You cannot tell what your dreams mean. Our dreams can be straightforward, telling us how we feel about someone or maybe reflect how stressed we are. Others are trickier than this, so there is no one-size-fits all for dreams. We all have to ask ourselves what the dream means to us. Neither can we always remember our dreams, but we can get better at remembering them. We can try keeping a journal where we record the dream as soon as we wake up. If we don’t remember it, we might recall it later on, just out of the blue.

I found it surprising that those from different cultures actually have different dreams than those in our culture. Those from similar cultures usually have similar dreams, even though there are some variations. We all dream even if we don’t remember it. Usually these dreams fade by morning, so it’s very common not to recall them.

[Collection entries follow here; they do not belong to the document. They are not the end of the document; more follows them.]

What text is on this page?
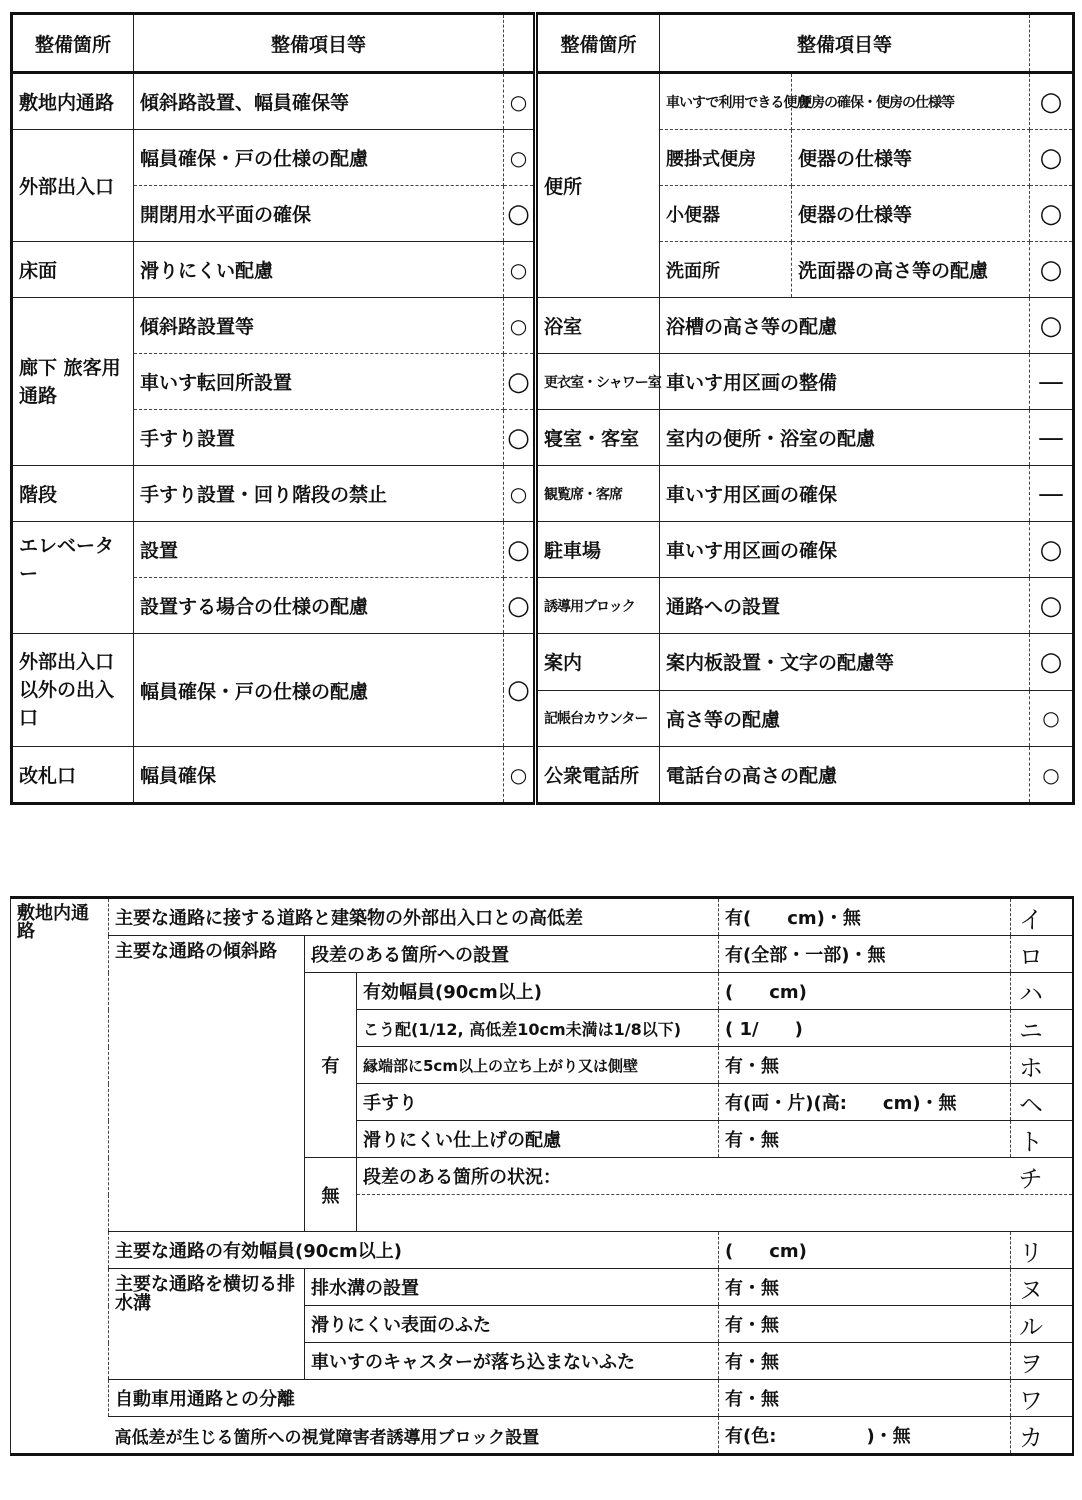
整備箇所	整備項目等		整備箇所	整備項目等		
敷地内通路	傾斜路設置、幅員確保等	○	便所	車いすで利用できる便房	便房の確保・便房の仕様等	○
外部出入口	幅員確保・戸の仕様の配慮	○		腰掛式便房	便器の仕様等	○
	開閉用水平面の確保	○		小便器	便器の仕様等	○
床面	滑りにくい配慮	○		洗面所	洗面器の高さ等の配慮	○
廊下 旅客用通路	傾斜路設置等	○	浴室	浴槽の高さ等の配慮		○
	車いす転回所設置	○	更衣室・シャワー室	車いす用区画の整備		—
	手すり設置	○	寝室・客室	室内の便所・浴室の配慮		—
階段	手すり設置・回り階段の禁止	○	観覧席・客席	車いす用区画の確保		—
エレベーター	設置	○	駐車場	車いす用区画の確保		○
	設置する場合の仕様の配慮	○	誘導用ブロック	通路への設置		○
外部出入口以外の出入口	幅員確保・戸の仕様の配慮	○	案内	案内板設置・文字の配慮等		○
			記帳台カウンター	高さ等の配慮		○
改札口	幅員確保	○	公衆電話所	電話台の高さの配慮		○
敷地内通路	主要な通路に接する道路と建築物の外部出入口との高低差			有(　　cm)・無	イ
	主要な通路の傾斜路	段差のある箇所への設置		有(全部・一部)・無	ロ
		有	有効幅員(90cm以上)	(　　cm)	ハ
			こう配(1/12, 高低差10cm未満は1/8以下)	( 1/　　)	ニ
			縁端部に5cm以上の立ち上がり又は側壁	有・無	ホ
			手すり	有(両・片)(高:　　cm)・無	ヘ
			滑りにくい仕上げの配慮	有・無	ト
		無	段差のある箇所の状況：		チ

	主要な通路の有効幅員(90cm以上)			(　　cm)	リ
	主要な通路を横切る排水溝	排水溝の設置		有・無	ヌ
		滑りにくい表面のふた		有・無	ル
		車いすのキャスターが落ち込まないふた		有・無	ヲ
	自動車用通路との分離			有・無	ワ
	高低差が生じる箇所への視覚障害者誘導用ブロック設置			有(色:　　　　　)・無	カ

Those who have been blind since birth do not have visual dreams, according to studies conducted. If they go blind early in childhood, they are unlikely to have much visual imagery in their dreams, but going blind in later childhood or as adults, will dream visually.

When we snooze we cycle between two basic states: REM, which is rapid eye movement, and non-REM sleep. We can dream during both of these states, but sleep studies show that people have more brain activity and more vivid dreams during REM periods.

Don’t you just hate it when we are having a beautiful and wonderful dream and wake before it ends? But of course, then we can’t even remember what it was and only end up with the warm and fuzzy feeling upon waking, and knowing it was something great that we’d like to hold on to.